La luxuriance digne de Bosch dans son cerveau
Avec l’actuelle rentrée d’automne nous revient l’intarissable Sergio Kokis, qui signe son quinzième titre depuis 1994. Quinze titres, dont treize romans, en douze ans, ce n’est pas rien, à plus forte raison lorsqu’il s’agit de bouquins de la trempe de ceux de ce psychologue à la retraite, artiste-peintre et romancier aguerri, grand fumeur de pipe et grand buveur de whisky devant l’Éternel. Le Fou de Bosch, c’est le titre du Kokis nouveau, raconte l’histoire de Lukas Steiner, modeste employé de la bibliothèque municipale de Montréal et personnage «kokisien» archétypal. Misanthrope, Steiner méprise sans discernement autant ses collègues de travail que les gens ordinaires qui fréquentent la succursale, à commencer par les pervers dont on doit constamment surveiller les allées et venues entre les rayons pour prévenir leurs gestes impudiques. Pas étonnant alors qu’il préfère à leur commerce la compagnie des rats de bibliothèques qui infestent les fondations de l’institution, à la veille du transfert de tout son fonds à la toute nouvelle Grande Bibliothèque en construction.

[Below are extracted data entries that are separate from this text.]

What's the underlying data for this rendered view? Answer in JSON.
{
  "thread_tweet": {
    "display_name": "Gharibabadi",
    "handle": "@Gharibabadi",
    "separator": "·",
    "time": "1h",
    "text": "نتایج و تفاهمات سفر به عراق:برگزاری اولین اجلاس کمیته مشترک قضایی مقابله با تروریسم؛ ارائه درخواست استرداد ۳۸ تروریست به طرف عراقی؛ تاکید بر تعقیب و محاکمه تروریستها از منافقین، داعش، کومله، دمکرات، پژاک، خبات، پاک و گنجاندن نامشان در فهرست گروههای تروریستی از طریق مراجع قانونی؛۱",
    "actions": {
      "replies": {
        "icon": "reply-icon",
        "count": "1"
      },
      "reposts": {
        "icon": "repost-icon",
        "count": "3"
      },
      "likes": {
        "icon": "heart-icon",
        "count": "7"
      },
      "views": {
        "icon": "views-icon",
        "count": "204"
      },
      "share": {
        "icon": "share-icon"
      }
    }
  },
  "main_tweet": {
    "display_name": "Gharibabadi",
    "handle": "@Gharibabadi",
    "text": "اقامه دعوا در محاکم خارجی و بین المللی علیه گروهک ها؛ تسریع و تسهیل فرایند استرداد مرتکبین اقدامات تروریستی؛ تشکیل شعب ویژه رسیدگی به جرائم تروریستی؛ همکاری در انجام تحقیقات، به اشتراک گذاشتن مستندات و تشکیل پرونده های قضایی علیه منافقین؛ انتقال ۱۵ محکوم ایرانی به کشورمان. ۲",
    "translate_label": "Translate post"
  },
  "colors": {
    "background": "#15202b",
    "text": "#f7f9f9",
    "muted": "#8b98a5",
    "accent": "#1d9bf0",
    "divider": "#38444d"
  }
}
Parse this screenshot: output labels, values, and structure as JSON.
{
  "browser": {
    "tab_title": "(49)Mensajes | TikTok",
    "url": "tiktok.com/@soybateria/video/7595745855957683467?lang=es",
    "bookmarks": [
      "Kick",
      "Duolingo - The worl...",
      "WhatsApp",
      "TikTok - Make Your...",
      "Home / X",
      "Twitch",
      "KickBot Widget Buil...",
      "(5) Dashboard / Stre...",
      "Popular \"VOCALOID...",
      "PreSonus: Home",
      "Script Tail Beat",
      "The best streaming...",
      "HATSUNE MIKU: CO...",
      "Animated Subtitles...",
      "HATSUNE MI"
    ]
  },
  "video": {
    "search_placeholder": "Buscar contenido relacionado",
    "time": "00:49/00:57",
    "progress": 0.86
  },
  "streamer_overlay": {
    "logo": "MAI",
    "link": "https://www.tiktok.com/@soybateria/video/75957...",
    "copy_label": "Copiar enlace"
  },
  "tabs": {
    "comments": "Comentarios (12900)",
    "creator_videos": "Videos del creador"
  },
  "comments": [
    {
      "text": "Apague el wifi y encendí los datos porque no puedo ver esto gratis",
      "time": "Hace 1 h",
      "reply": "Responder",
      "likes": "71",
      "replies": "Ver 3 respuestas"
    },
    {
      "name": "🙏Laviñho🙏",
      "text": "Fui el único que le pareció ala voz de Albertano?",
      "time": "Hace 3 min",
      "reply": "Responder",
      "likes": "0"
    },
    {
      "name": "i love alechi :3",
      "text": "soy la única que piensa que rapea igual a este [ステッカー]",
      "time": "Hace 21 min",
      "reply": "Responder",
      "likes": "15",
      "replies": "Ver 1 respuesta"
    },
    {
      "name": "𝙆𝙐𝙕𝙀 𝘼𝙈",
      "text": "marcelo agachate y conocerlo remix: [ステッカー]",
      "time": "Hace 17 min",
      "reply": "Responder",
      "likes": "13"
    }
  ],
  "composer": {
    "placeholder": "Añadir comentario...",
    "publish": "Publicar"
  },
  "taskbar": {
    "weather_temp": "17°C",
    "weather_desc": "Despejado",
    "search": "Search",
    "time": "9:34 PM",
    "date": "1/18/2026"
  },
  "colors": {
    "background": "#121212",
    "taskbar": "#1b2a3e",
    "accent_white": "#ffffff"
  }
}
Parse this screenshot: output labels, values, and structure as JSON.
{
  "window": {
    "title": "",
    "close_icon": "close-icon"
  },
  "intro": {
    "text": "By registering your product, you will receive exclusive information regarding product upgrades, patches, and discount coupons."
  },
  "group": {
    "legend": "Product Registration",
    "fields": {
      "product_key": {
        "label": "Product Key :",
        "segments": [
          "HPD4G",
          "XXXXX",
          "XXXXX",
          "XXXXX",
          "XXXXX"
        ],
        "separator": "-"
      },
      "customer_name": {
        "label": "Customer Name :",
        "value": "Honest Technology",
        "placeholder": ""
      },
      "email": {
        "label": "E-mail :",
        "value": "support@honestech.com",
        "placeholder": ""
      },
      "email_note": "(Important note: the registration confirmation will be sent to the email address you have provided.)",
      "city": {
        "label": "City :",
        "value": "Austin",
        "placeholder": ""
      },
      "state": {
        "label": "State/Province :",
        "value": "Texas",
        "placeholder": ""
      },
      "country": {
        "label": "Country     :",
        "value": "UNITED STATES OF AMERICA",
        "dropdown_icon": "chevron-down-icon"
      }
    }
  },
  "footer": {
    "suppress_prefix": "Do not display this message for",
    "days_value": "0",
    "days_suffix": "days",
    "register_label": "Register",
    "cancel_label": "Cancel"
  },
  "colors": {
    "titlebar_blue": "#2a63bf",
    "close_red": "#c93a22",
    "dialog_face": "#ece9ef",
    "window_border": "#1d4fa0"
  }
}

Un jour, Steiner surprend le regard inquisiteur d’un barbu maigrichon qui va et vient de manière insistante entre un beau livre sur la peinture de Jérôme Bosch et lui. Quelle ne sera pas la surprise du héros quand il découvrira que le barbu et toutes les personnes de son entourage – de son patron Bilodeau à sa veuve lubrique de logeuse Pauline Arsenault, en passant par Cindy, famélique jeune putain rencontrée par un soir de froid sibérien – apparaissent dans les tableaux hallucinés du peintre mystique! Qui plus est, Steiner sera abasourdi de constater que lui-même semble avoir servi de modèle à Bosch… pour ses représentations du Christ, rien de moins! Du coup, Lukas Steiner, enfant illégitime d’une prostituée élevé dans un orphelinat de Terre-Neuve, entreprendra une sorte de pèlerinage de l’Autriche jusqu’à Saint-Jacques-de-Compostelle, à la recherche d’un sens à sa vie et au complot dont il semble être l’une des victimes.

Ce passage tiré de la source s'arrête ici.